MTA Is a National Leader

MTA Is a National Leader

Barbara Madeloni

Barbara Madeloni, President


As this year winds to a close, I find myself taking stock of where we have been, where we are and where we are going. In so many ways it has been a terribly difficult year for our country and our communities. From the verbal outrages of our president to the development of the tax bill, which will have a devastating effect on the lives of so many people and the institutions that serve them, it has been scary and exhausting.

Still, of late it seems I can barely keep up with the organizing and activism by members in struggles for better wages, for fair working conditions and respect, and for creating the schools and colleges our students and communities deserve. Last week alone, five different actions that I am aware of took place. We are rising, resisting and building a movement. And the MTA is leading the way.

I really mean leading the way. From the All In campaign to the Ethnic Minority Affairs Committee Conference and back to our victory in No on 2, people across the country tell me they are looking to us to lead.

All In: We have heard from NEA members and association leaders in other states that NEA affiliates are looking to the MTA's All In campaign as a model for how to prepare for the Janus decision and a post-Janus world. Our commitment to talking to members about issues that matter to them and organizing to use their collective power is evident in the plan.
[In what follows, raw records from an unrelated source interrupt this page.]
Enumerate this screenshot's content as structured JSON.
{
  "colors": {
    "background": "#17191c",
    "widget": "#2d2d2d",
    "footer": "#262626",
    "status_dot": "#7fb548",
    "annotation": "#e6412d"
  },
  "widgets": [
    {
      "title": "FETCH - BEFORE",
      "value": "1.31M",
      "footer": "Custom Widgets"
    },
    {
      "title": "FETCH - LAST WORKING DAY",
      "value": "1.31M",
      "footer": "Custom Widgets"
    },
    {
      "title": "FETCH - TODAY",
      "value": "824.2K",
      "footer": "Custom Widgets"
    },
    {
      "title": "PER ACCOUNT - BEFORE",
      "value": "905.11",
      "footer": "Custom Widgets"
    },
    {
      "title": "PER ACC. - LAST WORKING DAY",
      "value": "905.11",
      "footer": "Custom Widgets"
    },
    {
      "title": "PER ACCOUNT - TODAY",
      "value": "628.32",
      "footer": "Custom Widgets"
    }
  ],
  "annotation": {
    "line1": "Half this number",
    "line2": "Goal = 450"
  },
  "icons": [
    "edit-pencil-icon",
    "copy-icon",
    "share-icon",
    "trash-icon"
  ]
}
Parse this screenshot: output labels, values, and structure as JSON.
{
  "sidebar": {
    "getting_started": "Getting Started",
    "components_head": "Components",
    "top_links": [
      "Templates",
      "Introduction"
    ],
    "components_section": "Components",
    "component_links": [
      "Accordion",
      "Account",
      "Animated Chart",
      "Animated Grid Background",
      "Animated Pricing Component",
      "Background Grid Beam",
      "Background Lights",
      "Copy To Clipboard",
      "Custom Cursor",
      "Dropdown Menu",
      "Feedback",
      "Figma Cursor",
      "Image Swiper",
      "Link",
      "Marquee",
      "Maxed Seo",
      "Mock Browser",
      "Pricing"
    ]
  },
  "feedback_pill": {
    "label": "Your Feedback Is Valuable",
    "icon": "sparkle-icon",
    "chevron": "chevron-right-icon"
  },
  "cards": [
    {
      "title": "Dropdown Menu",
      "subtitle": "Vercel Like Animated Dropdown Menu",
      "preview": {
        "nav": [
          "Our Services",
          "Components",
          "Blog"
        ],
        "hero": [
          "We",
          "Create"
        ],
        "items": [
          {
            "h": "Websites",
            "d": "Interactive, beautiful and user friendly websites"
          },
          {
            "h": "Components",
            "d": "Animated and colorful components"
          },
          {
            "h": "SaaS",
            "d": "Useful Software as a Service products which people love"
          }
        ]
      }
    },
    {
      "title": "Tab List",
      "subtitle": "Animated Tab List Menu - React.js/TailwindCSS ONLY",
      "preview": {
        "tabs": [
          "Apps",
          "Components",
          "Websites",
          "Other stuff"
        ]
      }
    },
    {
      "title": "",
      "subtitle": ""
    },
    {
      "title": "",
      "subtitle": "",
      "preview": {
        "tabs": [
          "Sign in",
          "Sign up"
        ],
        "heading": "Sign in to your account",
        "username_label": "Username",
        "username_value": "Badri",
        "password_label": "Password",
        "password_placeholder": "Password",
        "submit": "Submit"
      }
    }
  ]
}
EMAC Conference: At this year's conference, we had amazing speakers as well as guests from the NEA's Ethnic Minority Caucuses. To a person they told me that MTA's EMAC is a model for the country. I am very proud of the ways that EMAC has worked to expose more members to the realities of racism and invited us into conversations to transform our union and our schools and colleges.

No on 2: Our victory last November is the gift that keeps on giving. Our successful campaign is understood across the country as a model for how to fight back against corporate interests trying to undermine the public good. When we refused a legislative deal and put our faith in the membership to take up the struggle in big and small ways, we taught ourselves and others we can fight and win. This Politico article gives a sense of how our victory extended beyond Massachusetts.

We are leaders and - through the All In campaign - we are growing new leaders. We are seeing the strength and wisdom of our shared power.

We have hard times ahead, no doubt. As your president I could be nervous (I sometimes am) except that I understand that this is not my work alone. It is our work. It is our shared vision. And it is our power we access when we act collectively.

I am deeply grateful to be doing this work with you.

Peace on earth and good will to all.